Pouce ! Je prépare.

Nous ne sommes jamais sollicités pour parler en public que sur des sujets qui relèvent de notre activité quotidienne. Et c’est aussi en exerçant cette activité que soudain l’idée nous vient d’aller négocier avec tel ou tel actuel ou futur partenaire. Dans les deux cas il faudrait entrer en action sur le champ, car notre esprit est déjà prêt. Mais le plus souvent le trac nous fait hurler dans notre tête : « Pouce ! Je prépare ». Nous nous retirons dans un bureau où, seul ou avec des conseillers, nous construisons le chemin du discours ou de la négociation à venir et le fixons dans notre esprit ou sur des feuilles de papier. Fort de cette préparation, nous sommes prêts pour la rencontre.
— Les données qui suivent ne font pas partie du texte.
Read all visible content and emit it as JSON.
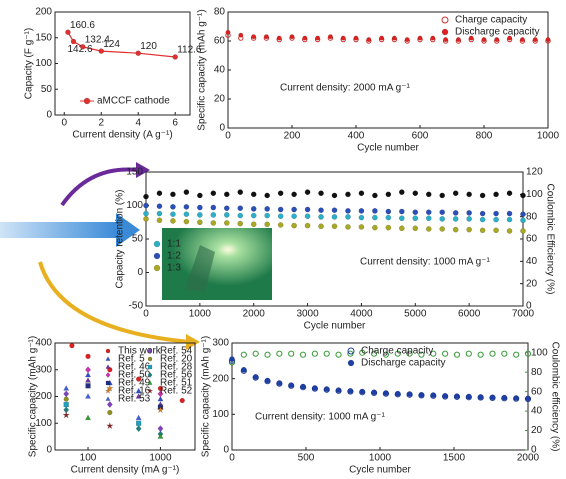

Lorsqu’elle commence, le chemin mémorisé et (ou) les notes qui nous accompagnent sont la trace sans vie de l’idée telle que nous comptons la défendre aujourd’hui, formulée telle que nous la formulions hier. En revanche, nos interlocuteurs bien vivants face à nous sont l’avenir de cette idée. Demain, soit ils en tiendront compte dans leurs actions, ils en parleront à d’autres et elle vivra, soit ils l’oublieront et elle disparaîtra.
Dès lors, l’orateur qui colle à ses notes ou au chemin gravé dans sa mémoire cherche désespérément à enfermer l’avenir de l’idée qu’il défend dans la trace inerte de son passé comme dans un cercueil. Détenteurs de cet avenir, les interlocuteurs préfèreront toujours ne plus l’écouter, plutôt que de le laisser accomplir son sinistre projet. Au contraire, l’orateur qui se tourne vers ses interlocuteurs à leur contact redonne vie à l’idée qu’il défend, la libère des traces de son passé et lui offre un avenir. Simples auditeurs ou négociateurs, ses interlocuteurs lui seront toujours reconnaissants de la confiance qu’il leur accorde.

Lorsque nous voulons servir nos idées par la parole, notre difficulté à faire de nos interlocuteurs notre première ressource ne vient ni de ce que nous avons gravé dans notre mémoire en préparant, ni de nos notes. Elle ne s’explique que par notre compulsion à nous y cramponner comme des naufragés se cramponnent à une planche en pleine mer.